O problema de buscar a validação financeira externa é que ela aprisiona. Apenas uma pequena fração dos fotógrafos profissionais será contratada para trabalhar do seu jeito, com total liberdade. O resto terá que trabalhar em função daquilo que o cliente exige. Mesmo a validação externa não financeira — o elogio dos conhecidos, por exemplo — também pode restringir aquilo que fazemos. A única forma de se fotografar com total liberdade é fazendo isso apenas por si só. E, para isso, é preciso admitir que a fotografia é apenas uma atividade com fim em si mesma, que aquilo que gastamos com ela é gasto com lazer e assumir que se é apenas um fotógrafo amador.
Rodrigo, excelente artigo. Venho faz algum tempo conversando sobre isso com outros fotógrafos e principalmente com aqueles que entram em contato para saber mais sobre a “apaixonante” carreira de fotógrafo. Para falar a verdade a saudade que grande parte dos profissionais é de fotografar sem compromisso, livres.
Vou além, essa cobrança de resultado “x” ou “y” na produção fotográfica profissional acaba se tornando um grande veneno, que vai desfigurando e matando aos poucos toda a identidade fotográfica do fotografo. Vejo isso acontecer com grande frequência no fotojornalismo, área em que eu atuo.

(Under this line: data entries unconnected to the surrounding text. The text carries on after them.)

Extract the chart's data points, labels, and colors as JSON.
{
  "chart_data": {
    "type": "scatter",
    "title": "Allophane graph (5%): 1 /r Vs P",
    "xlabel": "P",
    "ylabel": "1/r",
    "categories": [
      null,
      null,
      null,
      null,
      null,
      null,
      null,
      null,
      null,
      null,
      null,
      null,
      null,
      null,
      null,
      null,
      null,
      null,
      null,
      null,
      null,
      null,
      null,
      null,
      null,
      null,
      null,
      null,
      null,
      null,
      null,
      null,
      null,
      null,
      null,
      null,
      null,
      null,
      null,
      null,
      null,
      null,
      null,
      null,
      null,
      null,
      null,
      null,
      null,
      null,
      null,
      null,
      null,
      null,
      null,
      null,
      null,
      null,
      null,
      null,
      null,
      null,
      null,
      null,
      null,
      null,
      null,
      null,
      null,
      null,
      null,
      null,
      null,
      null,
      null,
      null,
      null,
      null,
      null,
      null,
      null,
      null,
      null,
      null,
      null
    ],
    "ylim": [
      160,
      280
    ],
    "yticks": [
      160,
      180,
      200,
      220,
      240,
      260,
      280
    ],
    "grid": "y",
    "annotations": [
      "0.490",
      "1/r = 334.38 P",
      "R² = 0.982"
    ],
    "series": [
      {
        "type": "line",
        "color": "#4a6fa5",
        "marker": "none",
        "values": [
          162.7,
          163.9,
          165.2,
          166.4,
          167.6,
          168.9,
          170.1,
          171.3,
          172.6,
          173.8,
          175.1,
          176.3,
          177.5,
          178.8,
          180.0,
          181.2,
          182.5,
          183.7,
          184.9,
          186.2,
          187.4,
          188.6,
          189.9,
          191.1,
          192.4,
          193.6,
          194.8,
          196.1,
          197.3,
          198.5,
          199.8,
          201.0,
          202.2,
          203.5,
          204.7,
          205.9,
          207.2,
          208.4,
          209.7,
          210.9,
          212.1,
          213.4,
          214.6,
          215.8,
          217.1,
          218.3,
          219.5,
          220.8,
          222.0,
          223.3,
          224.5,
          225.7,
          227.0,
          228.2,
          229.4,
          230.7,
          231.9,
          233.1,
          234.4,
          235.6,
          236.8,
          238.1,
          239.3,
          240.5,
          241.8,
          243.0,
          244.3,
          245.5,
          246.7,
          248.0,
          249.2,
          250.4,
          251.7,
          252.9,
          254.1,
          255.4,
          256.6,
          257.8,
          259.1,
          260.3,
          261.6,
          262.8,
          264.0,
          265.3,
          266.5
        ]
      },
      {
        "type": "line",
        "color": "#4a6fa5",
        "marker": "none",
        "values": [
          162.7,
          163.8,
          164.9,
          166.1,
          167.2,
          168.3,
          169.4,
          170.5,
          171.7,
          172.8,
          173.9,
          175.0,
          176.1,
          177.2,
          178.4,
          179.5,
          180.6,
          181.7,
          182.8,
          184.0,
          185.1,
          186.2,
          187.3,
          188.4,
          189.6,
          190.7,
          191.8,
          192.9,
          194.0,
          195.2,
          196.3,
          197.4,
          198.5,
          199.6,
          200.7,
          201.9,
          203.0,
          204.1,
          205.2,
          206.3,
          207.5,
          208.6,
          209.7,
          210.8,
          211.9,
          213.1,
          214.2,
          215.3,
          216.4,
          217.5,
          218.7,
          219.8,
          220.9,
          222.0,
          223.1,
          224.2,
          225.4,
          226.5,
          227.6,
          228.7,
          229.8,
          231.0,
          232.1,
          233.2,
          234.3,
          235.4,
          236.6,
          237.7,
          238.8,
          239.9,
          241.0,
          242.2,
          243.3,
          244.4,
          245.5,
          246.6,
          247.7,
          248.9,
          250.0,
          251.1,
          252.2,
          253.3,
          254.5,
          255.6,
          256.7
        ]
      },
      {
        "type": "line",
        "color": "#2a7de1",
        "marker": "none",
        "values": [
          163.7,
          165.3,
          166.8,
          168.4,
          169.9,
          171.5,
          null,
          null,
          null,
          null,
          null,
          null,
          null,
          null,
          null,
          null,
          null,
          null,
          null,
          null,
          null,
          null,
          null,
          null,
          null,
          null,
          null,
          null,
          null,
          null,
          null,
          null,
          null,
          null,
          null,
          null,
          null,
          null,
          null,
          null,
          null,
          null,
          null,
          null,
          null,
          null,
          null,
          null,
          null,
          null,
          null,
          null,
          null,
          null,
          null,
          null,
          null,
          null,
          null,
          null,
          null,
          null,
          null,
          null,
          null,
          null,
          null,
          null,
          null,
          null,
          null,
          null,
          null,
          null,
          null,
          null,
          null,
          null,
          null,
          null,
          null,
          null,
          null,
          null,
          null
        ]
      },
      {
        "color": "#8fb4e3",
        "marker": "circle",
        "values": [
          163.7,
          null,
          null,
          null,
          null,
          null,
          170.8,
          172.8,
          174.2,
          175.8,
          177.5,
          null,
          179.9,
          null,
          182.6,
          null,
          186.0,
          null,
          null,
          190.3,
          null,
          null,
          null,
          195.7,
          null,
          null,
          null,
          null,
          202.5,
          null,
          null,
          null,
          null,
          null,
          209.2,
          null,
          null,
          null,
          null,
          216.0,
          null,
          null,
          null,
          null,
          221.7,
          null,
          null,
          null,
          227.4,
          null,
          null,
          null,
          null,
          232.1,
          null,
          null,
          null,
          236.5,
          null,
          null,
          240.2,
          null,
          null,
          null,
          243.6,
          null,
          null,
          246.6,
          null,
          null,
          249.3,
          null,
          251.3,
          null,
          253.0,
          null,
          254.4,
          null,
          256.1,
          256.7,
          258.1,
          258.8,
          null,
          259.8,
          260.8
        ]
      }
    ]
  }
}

Ao mesmo tempo, mesmo dessa grande cobrança do resultado “x”ou “y”, alguns poucos conseguem impor a sua liberdade mostrando que ela além de ser mais saudável pode obter ótimos resultados.
Concordo plenamente. Não só em relação a fotografia mas quanto a outras artes como a literatura. Algumas atividades, em determinados níveis, não se encaixam – e nem devem se encaixar – na divisão social do trabalho.
Obrigado pelo link para o ebook e blog CJ Chilvers.
Quanto ao texto, acho complicado comentar. Apenas que os motivos para a síndrome consumista não são restritos a uma área específica, no caso, fotografia. Talvez não tenha muita relação com o que alguém deseja ser mas sim com o que alguém é ou aparenta ser.
Ainda que existam algumas necessidades mínimas a serem satisfeitas com relação ao equipamento para quem trabalha fotografando, eu fujo do consumismo. Quando não se tem muita verba para esbanjar, penso ser a melhor solução: avaliar sensatamente que tipo de equipamento novo realmente fará diferença no meu trabalho.
Grande parte do meu trabalho consiste em fotografias de eventos culturais que vão parar na internet, com algumas exceções de cartazes impressos. Por isso estou sossegada com a minha T1i, uma lente 50mm (para retratos dos artistas) e uma 75-300mm (para palco). Nem mesmo flash dedicado eu tenho. Se preciso para algum evento (raro), pego emprestado.
E tenho aflição ao ver colegas extremamente empolgados com recursos de câmeras recém-lançadas, quando sei que muitos não serão usados, nem mesmo por diversão.
Fiquei muito feliz em ler seu artigo, pois fotografo por hobby, pelo simples prazer de registrar as imagens, capturar os momentos. E experimento muito, com cameras analógicas e pinhole. Curiosamente, sou muito cobrada pelos amigos porque “não mostro minhas fotos para ninguem, não publico na rede”. Ninguem (ou poucos) entendem que as fotos faço para mim, não para ficar exibindo. É como um diário, muito pessoal.